A key implication from a technology architecture standpoint would be the insurer’s agility to offer micro-services that are point solutions, on most occasions offered by new-age fintech service providers. Application needs are also likely to be modular, as APIs allow connecting of discrete service offerings without compromising on scalability.
Also, with insurance firms finding competitive benefits through connects with digital eco-system partners, the need to exchange both data and insights will only increase as we move along. Establishing an interactive mode of data flow among partners and pivoting of microservices would be a key area of focus for forward-looking insurance players. Another key and obvious implication would be the efficacy of the hardware infrastructure as speed and agility are the new name of the game. A cloud-first strategy would be quite a natural corollary for any insurer embracing big data, cognitive computing and predictive analytics.
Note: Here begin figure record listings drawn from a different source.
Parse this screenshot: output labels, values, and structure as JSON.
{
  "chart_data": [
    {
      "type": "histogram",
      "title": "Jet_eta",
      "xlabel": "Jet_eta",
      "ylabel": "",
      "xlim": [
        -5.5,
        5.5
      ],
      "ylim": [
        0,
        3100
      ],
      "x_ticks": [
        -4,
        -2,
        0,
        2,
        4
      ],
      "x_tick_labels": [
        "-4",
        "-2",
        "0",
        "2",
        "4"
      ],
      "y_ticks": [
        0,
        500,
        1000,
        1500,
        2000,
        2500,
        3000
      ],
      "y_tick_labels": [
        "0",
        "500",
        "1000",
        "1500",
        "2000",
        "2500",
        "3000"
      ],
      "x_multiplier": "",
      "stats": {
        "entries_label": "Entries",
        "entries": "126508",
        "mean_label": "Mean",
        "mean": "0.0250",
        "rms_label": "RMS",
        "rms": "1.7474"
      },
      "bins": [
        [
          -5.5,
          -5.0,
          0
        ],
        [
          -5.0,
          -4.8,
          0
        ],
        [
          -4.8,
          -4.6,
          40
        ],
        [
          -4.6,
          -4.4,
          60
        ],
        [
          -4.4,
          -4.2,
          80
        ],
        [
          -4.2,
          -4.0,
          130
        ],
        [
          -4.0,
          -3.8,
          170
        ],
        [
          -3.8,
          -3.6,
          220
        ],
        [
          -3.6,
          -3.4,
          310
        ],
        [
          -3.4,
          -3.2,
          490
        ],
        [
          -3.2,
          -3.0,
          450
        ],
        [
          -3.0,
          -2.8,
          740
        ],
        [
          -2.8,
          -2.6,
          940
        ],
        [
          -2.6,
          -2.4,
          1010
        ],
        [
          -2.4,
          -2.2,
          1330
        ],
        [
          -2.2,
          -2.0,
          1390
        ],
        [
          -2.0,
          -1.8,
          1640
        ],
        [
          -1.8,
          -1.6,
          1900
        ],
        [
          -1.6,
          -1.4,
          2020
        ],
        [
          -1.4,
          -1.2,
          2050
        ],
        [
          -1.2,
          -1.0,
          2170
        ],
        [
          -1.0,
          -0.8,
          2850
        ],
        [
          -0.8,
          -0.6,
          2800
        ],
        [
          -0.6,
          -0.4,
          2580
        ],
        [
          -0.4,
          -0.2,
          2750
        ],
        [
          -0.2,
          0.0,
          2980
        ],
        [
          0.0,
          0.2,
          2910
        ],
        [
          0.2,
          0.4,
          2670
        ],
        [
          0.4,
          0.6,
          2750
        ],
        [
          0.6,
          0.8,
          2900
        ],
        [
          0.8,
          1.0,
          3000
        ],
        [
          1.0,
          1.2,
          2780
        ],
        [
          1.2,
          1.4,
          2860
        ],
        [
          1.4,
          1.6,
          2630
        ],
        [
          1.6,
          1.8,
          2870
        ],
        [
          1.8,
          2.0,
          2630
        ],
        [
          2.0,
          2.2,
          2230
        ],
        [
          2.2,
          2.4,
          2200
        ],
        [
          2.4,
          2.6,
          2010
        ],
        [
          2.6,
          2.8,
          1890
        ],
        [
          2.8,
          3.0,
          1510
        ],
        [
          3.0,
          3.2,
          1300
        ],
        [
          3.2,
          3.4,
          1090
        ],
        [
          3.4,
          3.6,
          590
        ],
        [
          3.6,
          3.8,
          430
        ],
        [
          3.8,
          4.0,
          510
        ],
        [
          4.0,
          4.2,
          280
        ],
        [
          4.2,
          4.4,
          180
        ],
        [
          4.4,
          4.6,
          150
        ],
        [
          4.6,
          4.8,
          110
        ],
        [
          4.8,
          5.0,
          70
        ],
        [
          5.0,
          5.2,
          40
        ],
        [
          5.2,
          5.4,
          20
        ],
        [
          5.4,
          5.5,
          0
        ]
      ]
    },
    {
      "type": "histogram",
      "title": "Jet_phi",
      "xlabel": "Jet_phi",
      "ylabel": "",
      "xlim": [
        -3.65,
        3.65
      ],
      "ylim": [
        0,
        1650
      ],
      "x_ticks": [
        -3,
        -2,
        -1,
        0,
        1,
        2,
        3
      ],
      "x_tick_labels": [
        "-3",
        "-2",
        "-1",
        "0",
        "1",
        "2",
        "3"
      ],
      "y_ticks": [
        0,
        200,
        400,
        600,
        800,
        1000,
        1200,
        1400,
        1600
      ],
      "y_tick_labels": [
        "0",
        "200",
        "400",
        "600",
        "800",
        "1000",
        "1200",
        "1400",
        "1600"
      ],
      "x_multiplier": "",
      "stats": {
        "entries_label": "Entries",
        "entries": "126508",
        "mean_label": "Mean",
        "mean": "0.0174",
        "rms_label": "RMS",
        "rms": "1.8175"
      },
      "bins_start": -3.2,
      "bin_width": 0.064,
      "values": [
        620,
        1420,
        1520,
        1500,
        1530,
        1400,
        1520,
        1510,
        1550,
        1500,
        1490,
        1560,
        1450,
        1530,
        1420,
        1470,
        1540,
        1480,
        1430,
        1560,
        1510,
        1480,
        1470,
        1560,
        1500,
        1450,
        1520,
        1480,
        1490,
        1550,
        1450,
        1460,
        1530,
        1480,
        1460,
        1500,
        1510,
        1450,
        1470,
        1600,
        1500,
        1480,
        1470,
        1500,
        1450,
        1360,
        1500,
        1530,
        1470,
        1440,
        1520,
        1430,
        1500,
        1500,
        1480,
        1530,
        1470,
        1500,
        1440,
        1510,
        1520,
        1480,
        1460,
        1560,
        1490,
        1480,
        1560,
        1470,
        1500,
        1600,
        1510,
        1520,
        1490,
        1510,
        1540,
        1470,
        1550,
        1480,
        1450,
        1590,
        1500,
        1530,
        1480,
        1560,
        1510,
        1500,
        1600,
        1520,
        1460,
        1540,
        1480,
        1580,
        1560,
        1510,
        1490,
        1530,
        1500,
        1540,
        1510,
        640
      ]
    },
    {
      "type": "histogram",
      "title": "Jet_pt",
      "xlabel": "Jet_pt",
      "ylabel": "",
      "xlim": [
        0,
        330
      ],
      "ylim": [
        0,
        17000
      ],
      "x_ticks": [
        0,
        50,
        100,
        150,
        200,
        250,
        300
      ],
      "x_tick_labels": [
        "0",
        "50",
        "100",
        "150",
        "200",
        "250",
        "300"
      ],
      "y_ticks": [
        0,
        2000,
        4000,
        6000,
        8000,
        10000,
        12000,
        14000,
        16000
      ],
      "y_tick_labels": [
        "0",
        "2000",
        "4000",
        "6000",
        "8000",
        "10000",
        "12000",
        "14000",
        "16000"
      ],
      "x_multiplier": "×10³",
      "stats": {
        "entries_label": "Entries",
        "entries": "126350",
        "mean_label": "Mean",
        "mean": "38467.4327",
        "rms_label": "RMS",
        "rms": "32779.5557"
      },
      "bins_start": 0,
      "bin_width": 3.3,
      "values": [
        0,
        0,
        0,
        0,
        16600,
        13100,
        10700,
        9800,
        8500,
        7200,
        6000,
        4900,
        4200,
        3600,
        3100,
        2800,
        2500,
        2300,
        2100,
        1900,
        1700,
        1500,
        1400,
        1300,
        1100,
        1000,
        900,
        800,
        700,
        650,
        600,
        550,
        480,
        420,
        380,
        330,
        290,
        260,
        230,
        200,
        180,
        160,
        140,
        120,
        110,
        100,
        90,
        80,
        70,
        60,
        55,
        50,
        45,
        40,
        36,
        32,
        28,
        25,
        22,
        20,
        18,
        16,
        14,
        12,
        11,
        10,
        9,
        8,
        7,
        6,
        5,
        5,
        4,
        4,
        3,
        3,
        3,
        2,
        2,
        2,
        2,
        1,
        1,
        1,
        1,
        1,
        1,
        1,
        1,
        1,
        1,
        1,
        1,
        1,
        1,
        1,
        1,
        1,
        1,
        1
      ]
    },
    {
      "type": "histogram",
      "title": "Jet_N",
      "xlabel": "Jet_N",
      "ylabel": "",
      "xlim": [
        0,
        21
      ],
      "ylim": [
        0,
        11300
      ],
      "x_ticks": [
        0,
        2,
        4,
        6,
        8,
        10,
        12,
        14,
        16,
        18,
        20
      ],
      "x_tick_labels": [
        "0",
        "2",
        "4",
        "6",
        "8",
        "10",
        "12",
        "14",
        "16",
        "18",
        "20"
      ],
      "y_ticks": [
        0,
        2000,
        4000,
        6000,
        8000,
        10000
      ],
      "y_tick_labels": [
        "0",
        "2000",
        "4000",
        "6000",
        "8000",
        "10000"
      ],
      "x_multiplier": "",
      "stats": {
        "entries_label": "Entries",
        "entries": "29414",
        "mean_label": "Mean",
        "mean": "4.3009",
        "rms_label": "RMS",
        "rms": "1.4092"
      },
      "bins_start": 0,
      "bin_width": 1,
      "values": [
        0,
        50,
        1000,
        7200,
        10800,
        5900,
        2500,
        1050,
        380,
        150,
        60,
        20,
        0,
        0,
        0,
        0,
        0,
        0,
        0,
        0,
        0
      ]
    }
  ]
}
From a customer’s standpoint, however, there are at least four distinct and evident changes that would be experienced, and this is only likely to accentuate further:
- Micro-products Insurance products would no longer be the standard off-the-shelf policies. Micro-products – meant to be short, sharp and specific – would make it fit for purpose based on the customer’s individual needs and the ability of the insurer to price such products accurately.
- Self-service Reliance on intermediaries will significantly reduce, with personal, customised products being now easily available at your fingertips, literally. This also means insurance will be directly bought more by the customers, rather than being pushed by the feet-onstreet brokers and agents.
- Automated decisions Underwriting would no longer be dependent on manual talent – artificial intelligence and predictive analytics would make the decisions quicker, easier and more transparent. Insurers who do not invest in automation would most certainly, and inevitably, soon be extinct.
- Cost effectiveness Finally, with reduced intermediation, assisted and automated decision-making, and having the ability to avail laser sharp micro-products, the cost structures of insurance are also bound to change, and change for the better. Customers have a good reason to smile.